So what if the poor grunts out there were sleeping in the rain, eating cold, greasy Cs mixed with rainwater and were scared to death because the only thing between them and Charlie were their M16 rifles. You had to fight your own war. You couldn’t fight everybody else’s. Everything was relative.

“Psssst! Mini-Man, you awake?”

“Yeah, Farmer.”

“Wanna make a run to the O Club to wet our whistles?”

“I’d rather make a run to Tulsa. But, yeah, let’s go. They’re gonna keep this shit up anyhow until Apache Sunrise.”

Headhunters didn’t have to settle for bleacher seats whenever there was stuff going on outside the wire. We had box seats, reserved, on the fifty-yard line. If there was a really big shoo, as Ed Sullivan put it, with guest performances by Spooky or Puff the Magic Dragon, we took our beers out on the chopper line and stood on top of the berms to smoke and joke and grab ass and cheer at appropriate times.
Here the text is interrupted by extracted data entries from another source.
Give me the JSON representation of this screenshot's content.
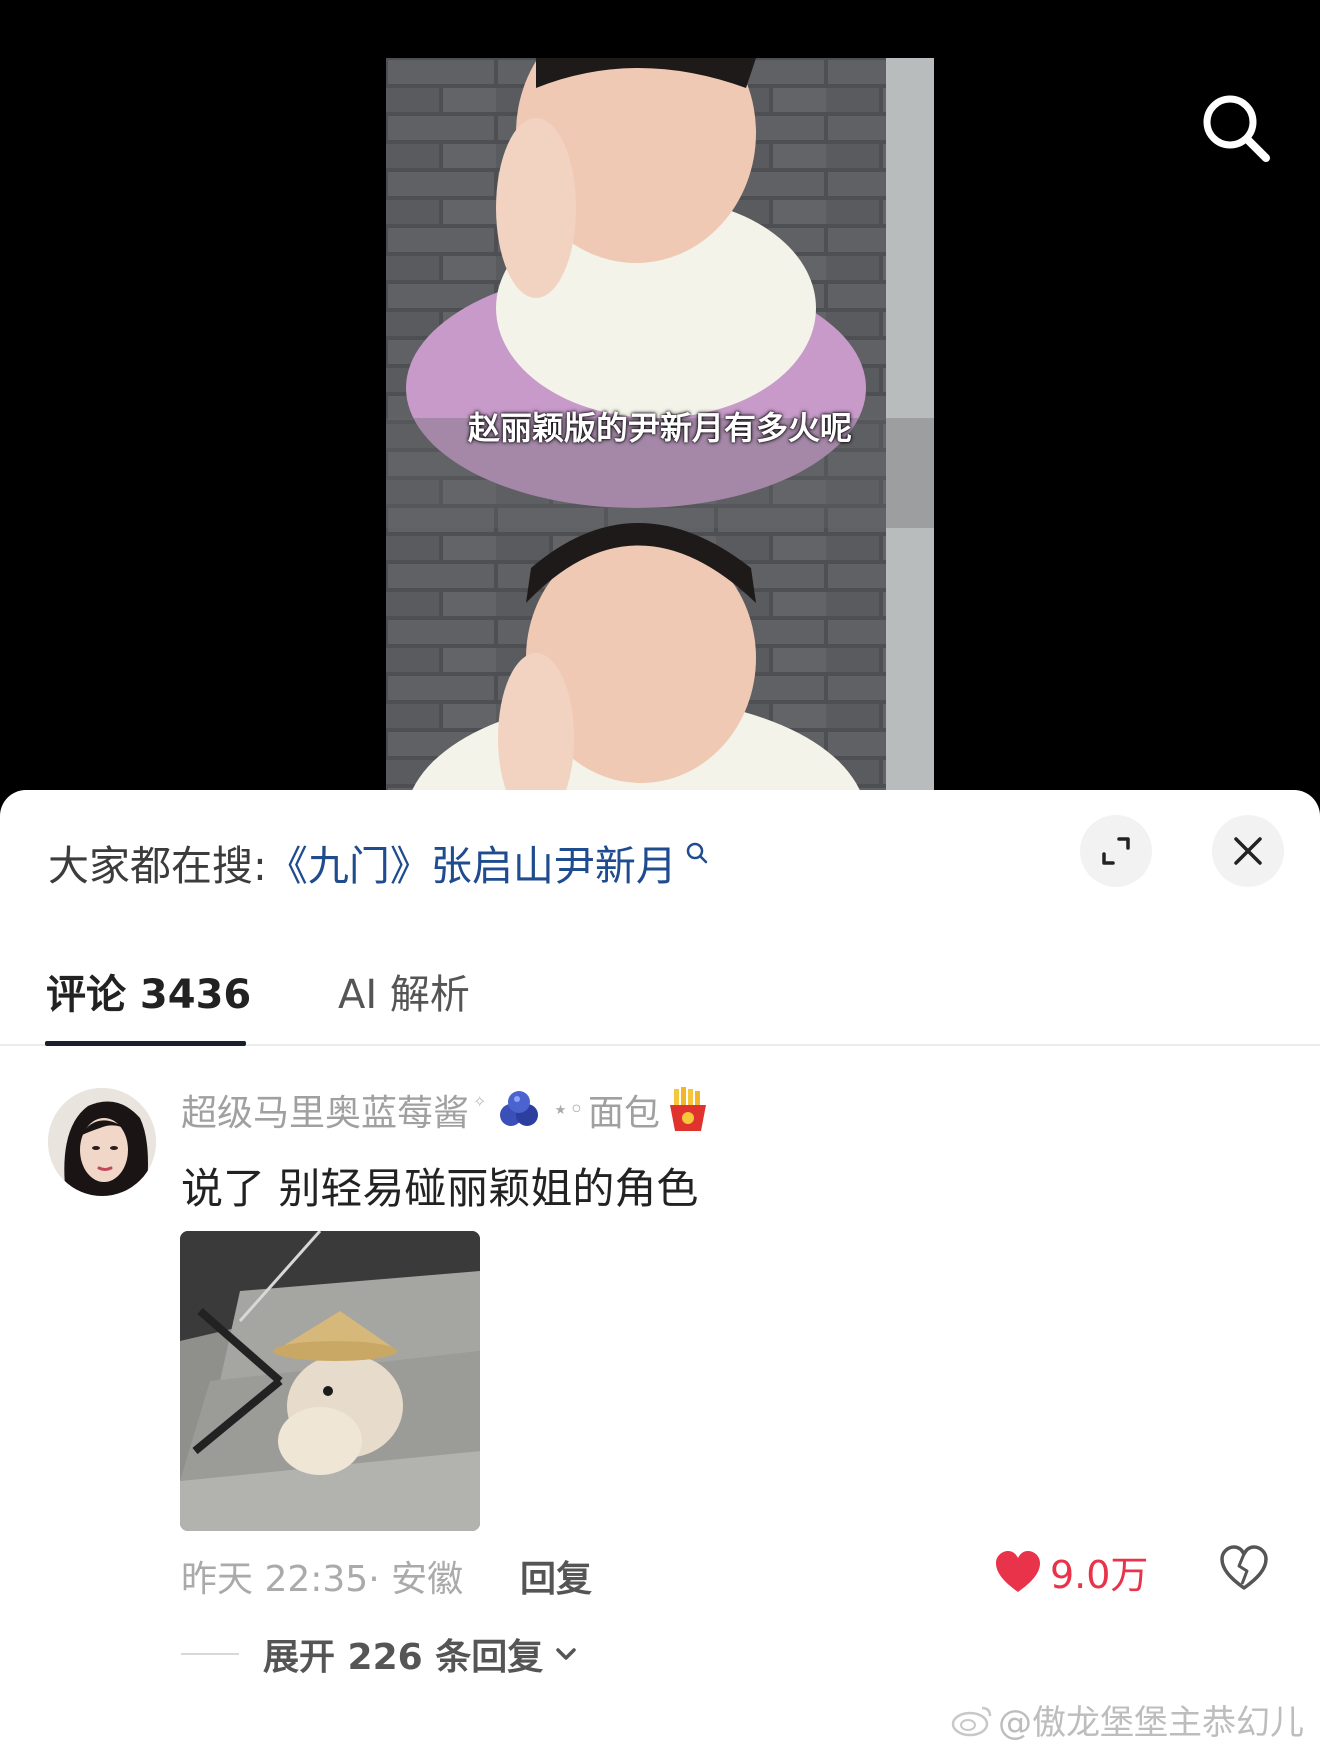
{
  "video": {
    "subtitle": "赵丽颖版的尹新月有多火呢"
  },
  "sheet": {
    "search_hint_prefix": "大家都在搜:",
    "search_hint_query": "《九门》张启山尹新月"
  },
  "tabs": [
    {
      "label": "评论 3436",
      "active": true
    },
    {
      "label": "AI 解析",
      "active": false
    }
  ],
  "comment": {
    "username": "超级马里奥蓝莓酱",
    "username_suffix": "面包",
    "text": "说了 别轻易碰丽颖姐的角色",
    "timestamp": "昨天 22:35",
    "location": "安徽",
    "meta": "昨天 22:35· 安徽",
    "reply_label": "回复",
    "like_count": "9.0万",
    "expand_replies_label": "展开 226 条回复"
  },
  "watermark": "@傲龙堡堡主恭幻儿",
  "colors": {
    "accent_link": "#1f4b8f",
    "like_red": "#e8334a",
    "tab_underline": "#1a1f2e"
  },
  "icons": [
    "search-icon",
    "magnifier-small-icon",
    "expand-icon",
    "close-icon",
    "blueberry-emoji-icon",
    "fries-emoji-icon",
    "heart-icon",
    "broken-heart-icon",
    "chevron-down-icon",
    "weibo-icon"
  ]
}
The show was better than the Aurora Borealis, the Northern Lights, more spectacular than Fourth of July over the Potomac. Spooky and Puff were either AC-130 or AC-47 airplanes heavily armed with 20mm Vulcans, 7.62 miniguns, .50-cal machine guns, and even 105mm howitzers. Streams of red fire, like laser beams in the night, connected the battle planes in the air to the poor bastards down on the ground getting hosed. We made comments and jokes about the dinks getting fried and turned into crispy critters.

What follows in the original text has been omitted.